Varicose veins primarily occur on lower extremities (thigh, leg, and foot). Although spider veins commonly occur in these same areas, they may also appear on the face, neck, chest, or back.
Spider veins typically do not cause any negative symptoms, other than being aesthetically unappealing. On the other hand, varicose veins are commonly associated with itching, burning, pain, fatigue, and/or swelling of the surrounding skin and soft tissues. If varicose veins are left untreated, these signs and symptoms progressively worsen with time.
Treating Varicose Veins and Spider Veins
There are several effective treatment options currently available for eliminating unwanted veins:
- Sclerotherapy is an effective, minimally invasive procedure for removing varicose veins and spider veins of the lower extremities. Targeted injection of a specific liquid or foam medication into an unwanted vein produces immediate and irreversible injury of that vein, without any damage to surrounding skin. Over the next weeks to months after treatment, the treated veins become no longer visible.
- Laser Treatment is a great option for getting rid of very small spider veins that cannot be addressed with sclerotherapy. Lasers (such as the V-Beam) are typically the best method for treating spider veins of the face, neck, chest, and back.

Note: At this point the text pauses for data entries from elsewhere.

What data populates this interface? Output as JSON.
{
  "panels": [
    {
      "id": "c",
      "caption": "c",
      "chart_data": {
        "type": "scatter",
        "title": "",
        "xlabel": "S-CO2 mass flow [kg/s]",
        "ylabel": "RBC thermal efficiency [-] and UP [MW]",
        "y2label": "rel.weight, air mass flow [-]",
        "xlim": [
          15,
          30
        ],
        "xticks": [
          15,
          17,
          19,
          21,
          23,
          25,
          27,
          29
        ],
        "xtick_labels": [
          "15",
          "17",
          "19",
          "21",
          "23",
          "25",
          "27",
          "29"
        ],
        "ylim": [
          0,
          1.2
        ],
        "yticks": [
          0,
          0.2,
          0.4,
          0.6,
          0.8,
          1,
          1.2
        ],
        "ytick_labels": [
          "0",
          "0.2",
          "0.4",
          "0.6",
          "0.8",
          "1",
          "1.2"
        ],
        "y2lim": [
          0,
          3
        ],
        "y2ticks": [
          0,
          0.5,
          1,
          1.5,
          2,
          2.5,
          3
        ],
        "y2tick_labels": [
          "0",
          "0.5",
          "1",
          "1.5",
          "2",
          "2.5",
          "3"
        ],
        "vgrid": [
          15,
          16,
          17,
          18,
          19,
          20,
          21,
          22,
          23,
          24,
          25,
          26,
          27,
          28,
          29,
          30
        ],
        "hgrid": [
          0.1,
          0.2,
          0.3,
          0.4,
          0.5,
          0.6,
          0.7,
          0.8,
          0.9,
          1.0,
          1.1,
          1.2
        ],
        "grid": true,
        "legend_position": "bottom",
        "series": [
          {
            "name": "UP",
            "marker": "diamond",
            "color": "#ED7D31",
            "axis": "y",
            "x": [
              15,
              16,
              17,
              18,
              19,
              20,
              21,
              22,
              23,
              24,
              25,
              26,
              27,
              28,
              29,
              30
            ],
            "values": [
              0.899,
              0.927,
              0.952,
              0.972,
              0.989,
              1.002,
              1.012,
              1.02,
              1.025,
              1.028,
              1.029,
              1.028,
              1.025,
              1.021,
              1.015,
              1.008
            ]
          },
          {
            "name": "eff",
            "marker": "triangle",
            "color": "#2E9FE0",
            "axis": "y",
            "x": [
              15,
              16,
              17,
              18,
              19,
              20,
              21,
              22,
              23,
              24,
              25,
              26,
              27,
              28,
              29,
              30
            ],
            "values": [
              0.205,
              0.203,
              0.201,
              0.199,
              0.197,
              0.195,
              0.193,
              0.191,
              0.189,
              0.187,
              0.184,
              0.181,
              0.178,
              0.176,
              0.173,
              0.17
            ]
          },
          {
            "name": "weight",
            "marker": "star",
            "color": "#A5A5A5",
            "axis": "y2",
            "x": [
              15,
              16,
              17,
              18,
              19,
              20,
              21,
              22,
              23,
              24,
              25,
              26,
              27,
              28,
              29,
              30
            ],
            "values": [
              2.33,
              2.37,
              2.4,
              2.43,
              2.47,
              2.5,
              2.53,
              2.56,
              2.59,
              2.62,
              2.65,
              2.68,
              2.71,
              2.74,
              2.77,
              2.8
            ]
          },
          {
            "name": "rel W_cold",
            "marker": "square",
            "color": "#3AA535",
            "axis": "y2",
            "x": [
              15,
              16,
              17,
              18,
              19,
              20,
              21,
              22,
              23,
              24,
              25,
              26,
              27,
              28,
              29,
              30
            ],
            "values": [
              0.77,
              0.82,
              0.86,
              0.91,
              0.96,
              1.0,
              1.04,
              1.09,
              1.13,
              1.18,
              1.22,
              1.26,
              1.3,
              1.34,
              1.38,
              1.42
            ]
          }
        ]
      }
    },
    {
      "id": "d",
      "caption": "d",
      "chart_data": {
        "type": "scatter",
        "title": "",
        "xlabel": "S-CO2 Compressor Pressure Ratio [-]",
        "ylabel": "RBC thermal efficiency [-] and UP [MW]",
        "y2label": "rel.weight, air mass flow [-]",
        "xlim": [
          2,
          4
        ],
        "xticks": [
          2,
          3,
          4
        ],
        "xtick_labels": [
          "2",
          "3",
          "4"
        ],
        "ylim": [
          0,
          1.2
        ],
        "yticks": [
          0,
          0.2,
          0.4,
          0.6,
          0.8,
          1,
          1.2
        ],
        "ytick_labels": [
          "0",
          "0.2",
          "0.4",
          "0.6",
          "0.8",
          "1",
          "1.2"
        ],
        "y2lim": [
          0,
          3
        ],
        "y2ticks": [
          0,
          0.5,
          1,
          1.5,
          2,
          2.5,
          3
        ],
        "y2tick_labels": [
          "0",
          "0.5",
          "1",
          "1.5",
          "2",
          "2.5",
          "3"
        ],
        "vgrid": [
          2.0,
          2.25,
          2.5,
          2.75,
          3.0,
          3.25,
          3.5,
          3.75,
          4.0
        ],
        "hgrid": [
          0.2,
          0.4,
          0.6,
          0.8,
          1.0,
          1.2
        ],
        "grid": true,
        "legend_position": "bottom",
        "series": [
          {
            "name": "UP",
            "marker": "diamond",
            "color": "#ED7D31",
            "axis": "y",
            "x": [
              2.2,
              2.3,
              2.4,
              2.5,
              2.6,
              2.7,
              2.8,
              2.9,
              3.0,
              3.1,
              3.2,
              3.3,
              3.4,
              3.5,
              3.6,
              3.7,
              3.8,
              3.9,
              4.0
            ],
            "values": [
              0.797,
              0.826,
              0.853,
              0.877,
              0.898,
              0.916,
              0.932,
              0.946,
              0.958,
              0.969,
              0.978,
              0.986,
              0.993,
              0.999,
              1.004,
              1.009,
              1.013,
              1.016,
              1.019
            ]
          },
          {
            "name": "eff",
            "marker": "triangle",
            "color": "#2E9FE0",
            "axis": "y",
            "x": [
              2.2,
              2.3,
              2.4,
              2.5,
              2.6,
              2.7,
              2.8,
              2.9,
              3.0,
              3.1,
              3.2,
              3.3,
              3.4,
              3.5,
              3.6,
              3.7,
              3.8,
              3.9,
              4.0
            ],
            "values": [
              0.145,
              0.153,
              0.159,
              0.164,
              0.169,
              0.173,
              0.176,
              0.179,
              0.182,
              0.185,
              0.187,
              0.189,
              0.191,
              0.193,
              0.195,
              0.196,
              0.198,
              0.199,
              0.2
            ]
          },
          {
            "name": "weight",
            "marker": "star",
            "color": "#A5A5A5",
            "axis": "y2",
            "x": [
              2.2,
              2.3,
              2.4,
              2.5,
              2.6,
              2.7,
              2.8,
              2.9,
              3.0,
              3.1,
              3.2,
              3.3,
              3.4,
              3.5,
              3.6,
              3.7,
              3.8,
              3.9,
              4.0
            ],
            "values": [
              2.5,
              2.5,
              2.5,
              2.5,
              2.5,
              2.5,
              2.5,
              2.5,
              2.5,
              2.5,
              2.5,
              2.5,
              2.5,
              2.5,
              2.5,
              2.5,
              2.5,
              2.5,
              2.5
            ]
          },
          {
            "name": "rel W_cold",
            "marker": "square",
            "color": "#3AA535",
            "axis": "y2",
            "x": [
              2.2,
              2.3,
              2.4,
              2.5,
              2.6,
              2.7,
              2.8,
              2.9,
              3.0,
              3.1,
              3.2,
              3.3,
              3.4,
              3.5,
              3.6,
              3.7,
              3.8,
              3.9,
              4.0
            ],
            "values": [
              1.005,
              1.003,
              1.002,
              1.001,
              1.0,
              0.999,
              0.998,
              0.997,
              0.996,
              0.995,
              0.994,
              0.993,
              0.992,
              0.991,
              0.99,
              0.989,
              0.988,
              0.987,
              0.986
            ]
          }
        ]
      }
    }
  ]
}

- Surgical Vein Removal is a procedure to completely remove very large varicose veins in a single treatment with minimal scarring and little post-procedure discomfort.
Your physician can help determine which treatment will be the most effective for your needs.
We’re always looking for new treatment methods and idea to make vein procedures easier for patients. Have you tried suggesting changes in clothing types and diet?
We would be happy to collaborate on a blog with you if interested.
Have you considered getting the cooltouch varia laser for facial veins? Some San Diego doctors on Real Self are getting amazing results with eliminating veins under the eyes in one treatment.
Hi Michelle, thanks so much for reading our post and for the suggestion! We utilize many Cooltouch lasers with great success. I’ll pass your recommendation on to our physicians board.
Any new treatment is carefully evaluated in terms of effectiveness compared to our current offerings. At WD, we always strive for safety, value, and the best possible results. If there are significant benefits those new treatments join our offering!
I was wondering if you can undergo vein treatments while pregnant? If so, does it matter what trimester you are in?
Hi Lela, thanks for submitting your question. We would advise you to wait until post pregnancy to undergo any vein treatments. Please contact us today if you would like to learn more about vein treatments and schedule an appointment!
It’s interesting that the vein location actually determines whether it’s varicose veins or spider veins. My mom has some pretty interesting veins on her face and I’m concerned that they could be a problem. It’s good to know that they’re probably spider veins so we know what to call them when looking to have them treated.